Basket: Torino è un romanzo, Milano una comica

Da Luca Chiabotti 19/02/2018

La Fiat ha cambiato allenatori e giocatori a raffica, attraversando polemiche e crisi, ma ha vinto la coppa Italia, Armani ha incassato l'ennesima figuraccia venendo eliminata al primo turno. Per il basket italiano, sempre più mediocre perché privo di vere grandi squadre, tutti e due non sono esempi da seguire anche se il trionfo torinese entrerà nella storia a beneficio di tutto il movimento

Torino ha vinto la coppa Italia. Più che un successo è un romanzo, anzi la sceneggiatura di un thriller: quindici giorni fa, un allenatore mitico, Carlo Recalcati, si era dimesso perché incapace di farsi seguire da un gruppo difficile, con pesanti rotture personali all’interno sfociate anche in scene rusticane. Trentaquattro giorni fa, se n’era andato un altro tecnico blasonato, Luca Banchi, chiamato per portare Torino in Europa e subito sostenuto dai risultati, perché non riusciva a più a tollerare le ingerenze della società nel settore di sua competenza. Da quel giorno, alla vigilia della coppa, la Fiat ha subito  tre k.o. in 4 gare di campionato, un solo successo e tre sconfitte, con eliminazione, dall’Eurocup. Ma ha anche promosso a capo allenatore il debuttante Paolo Galbiati, 34 anni, e cambiato stranieri con l’arrivo per la coppa Italia di un americano nuovo di zecca, Vander Blue. Scelto e fortemente voluto dal vicepresidente Francesco Forni, figlio del proprietario e il maggiore indiziato per le dimissioni di Banchi ma che il mercato lo conosce, Blue si è immediatamente rivelato l’mvp della manifestazione vinta dalla Fiat, esattamente come previsto dal vicepresidente nel momento più buio della crisi e della contestazione. Storia incredibile che, come accade nelle pubblicità televisive con gli stuntmen, consigliamo di non provare a copiare da casa.

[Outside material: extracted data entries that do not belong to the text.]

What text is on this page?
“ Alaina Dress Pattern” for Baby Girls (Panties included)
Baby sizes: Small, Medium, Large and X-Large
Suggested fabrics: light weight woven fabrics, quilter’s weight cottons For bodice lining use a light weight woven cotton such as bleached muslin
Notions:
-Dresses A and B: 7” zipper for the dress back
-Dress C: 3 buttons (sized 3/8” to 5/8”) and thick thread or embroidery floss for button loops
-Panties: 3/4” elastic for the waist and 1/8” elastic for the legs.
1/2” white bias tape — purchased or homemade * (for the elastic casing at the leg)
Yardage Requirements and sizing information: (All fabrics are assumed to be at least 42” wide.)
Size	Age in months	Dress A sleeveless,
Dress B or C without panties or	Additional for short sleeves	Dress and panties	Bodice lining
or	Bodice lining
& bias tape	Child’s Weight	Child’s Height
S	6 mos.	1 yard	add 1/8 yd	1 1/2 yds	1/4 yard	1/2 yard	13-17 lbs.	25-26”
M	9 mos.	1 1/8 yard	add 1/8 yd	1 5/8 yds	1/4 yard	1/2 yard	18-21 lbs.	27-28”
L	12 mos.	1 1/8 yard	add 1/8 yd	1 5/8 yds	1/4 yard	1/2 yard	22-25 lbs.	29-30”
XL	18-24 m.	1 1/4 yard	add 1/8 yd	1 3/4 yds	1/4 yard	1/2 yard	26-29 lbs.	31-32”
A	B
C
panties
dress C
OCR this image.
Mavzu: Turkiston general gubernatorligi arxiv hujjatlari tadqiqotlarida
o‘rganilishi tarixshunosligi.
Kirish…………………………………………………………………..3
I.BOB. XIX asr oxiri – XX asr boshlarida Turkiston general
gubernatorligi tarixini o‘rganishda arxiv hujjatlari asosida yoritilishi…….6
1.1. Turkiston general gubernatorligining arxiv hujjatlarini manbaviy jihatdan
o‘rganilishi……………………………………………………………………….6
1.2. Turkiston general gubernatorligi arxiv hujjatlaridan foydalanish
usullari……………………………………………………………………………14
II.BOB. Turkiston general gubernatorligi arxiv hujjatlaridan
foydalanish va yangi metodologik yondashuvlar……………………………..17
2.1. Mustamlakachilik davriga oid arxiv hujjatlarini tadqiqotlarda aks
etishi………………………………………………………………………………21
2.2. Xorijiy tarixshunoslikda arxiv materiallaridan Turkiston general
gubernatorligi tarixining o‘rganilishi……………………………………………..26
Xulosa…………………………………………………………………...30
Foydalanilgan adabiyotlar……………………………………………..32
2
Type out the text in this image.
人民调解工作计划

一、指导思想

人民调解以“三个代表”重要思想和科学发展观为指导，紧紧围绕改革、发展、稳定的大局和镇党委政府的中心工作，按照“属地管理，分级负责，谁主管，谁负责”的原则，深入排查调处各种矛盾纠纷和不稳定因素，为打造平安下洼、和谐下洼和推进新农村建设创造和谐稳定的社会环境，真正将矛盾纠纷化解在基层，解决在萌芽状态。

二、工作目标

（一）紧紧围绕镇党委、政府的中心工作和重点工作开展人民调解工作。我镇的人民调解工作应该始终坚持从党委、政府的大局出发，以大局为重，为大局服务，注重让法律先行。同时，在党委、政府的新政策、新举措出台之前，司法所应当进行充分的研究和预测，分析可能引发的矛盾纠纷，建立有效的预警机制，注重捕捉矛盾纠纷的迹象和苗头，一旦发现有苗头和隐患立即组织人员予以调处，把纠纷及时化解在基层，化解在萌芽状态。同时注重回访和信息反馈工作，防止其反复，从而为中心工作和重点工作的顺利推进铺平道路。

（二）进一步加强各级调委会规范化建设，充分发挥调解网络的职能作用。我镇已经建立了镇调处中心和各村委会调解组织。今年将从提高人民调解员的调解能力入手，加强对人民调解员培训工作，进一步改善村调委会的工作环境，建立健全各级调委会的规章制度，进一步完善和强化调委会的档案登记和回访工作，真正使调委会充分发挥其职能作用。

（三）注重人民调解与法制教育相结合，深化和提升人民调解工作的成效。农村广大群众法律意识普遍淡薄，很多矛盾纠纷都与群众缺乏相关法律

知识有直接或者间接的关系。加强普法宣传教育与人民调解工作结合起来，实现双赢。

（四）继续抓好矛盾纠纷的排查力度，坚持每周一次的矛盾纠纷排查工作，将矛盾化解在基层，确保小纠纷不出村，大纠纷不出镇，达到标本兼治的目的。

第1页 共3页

Ma che la dice lunga su come va il basket oggi. Torino, anche se ha vinto, oggi non può essere presa ad esempio per la gestione e la solidità tecnica del progetto. Se pensa di continuare così, la coppa resterà l’unico gioiello di famiglia. Se invece, proprietà, club, giocatori prenderanno questa vittoria come un segno benevolo del destino e una fonte di impagabile esperienza per costruire una società più potente in futuro (vincere fa bene anche al conto in banca, agli sponsor, alla “counicazione”), allora non c’è nulla che possa impedire a Torino di ripercorre la strada di Sassari, che partendo dalla coppa Italia ha edificato la stagione dello scudetto e del triplete. La quattro giorni di Firenze, al di la delle sorprese (le prime tre in classifica sono state eliminate al primo turno) si è rivelata, come al solito, una fucina di spunti sulla nostra pallacanestro. Eccone alcuni.
Il basket italiano è mediocre. Lo hanno detto le coppe europee, nelle quali solo una squadra su otto è ancora in corsa (per favore, evitiamo di contare i club “retrocessi” dalla Champions Fiba, ora tenuti in vita nella quarta, ed ultima, coppetta europea, la Fiba Cup), lo ha ribadito la coppa Italia dove le favorite più ricche e dotate sono state eliminate subito. Dando tutto il merito del mondo a Cantù, Cremona, Torino, l’uscita di scena di Milano, Avellino, Venezia, i tre club oggi in testa alla classifica di A, significa che al vertice abbiamo presunte big che si sfaldano anche in Italia appena la pressione si alza un pochino, l’esatto contrario che ti aspetti da una cosiddetta “grande squadra”. Cosa dobbiamo mai aspettarci se i fari del movimento sono questi? E stavolta non diamo la colpa ai troppi stranieri…
Quanto contano gli allenatori? Tra le prime 4 di Firenze, a parte Meo Sacchetti, oggi anche c.t. della Nazionale, in panchina c’erano Andrea Diana, alla seconda stagione in A, Marco Sodini debuttante e Paolo Galbiati, che il capo-allenatore lo fa da 15 giorni. E’ evidente che Galbiati, portato a Torino da Luca Banchi e considerato da tutti molto bravo, non sia “più bravo” di un mito come Carlo Recalcati che è stato rigettato dalla squadra. Ma, di certo, un gruppo molto difficile ha trovato in Galbiati una persona “per cui giocare”. Il mondo è pieno di squadre che “non giocano” per un allenatore, o addirittura scendono in campo contro il loro tecnico (vi ricordate la differenza del Leicester con Ranieri e appena se n’è andato?), e altre che invece riescono a gestirsi o autogestirsi meglio accentando una guida tecnica meno esperta dei giocatori stessi. Anche Marco Sodini, pur con una lunga carriera da vice alle spalle, è arrivato sulla panchina di Cantù quasi per caso dopo l’autoretrocessione di Kiri Bolshakov che aveva preso il posto di Recalcati nel momento più buio della Red October. Andrea Diana è un discorso diverso avendo portato Brescia in A, due stagioni fa. I numeri, comunque, dicono questo: Diana, Sodini, Galbiati sommano 58 presenze in serie A complessive (più ci sono le 260 di Sacchetti); gli allenatori eliminati al primo turno della coppa ne totalizzano 1292. Senza contare le centinaia di gare allenate in Europa e i titoli conquistati. E’ ovvio che l’esperienza conti meno della forza e la personalità dei giocatori come della presenza e del sostegno della società. Ma non credo che sia meglio non avere un coach esperto per vincere, anzi sono convinto del contrario. Però sono numeri che meriterebbero un’analisi approfondita sul mestiere di allenatore al mondo d’oggi.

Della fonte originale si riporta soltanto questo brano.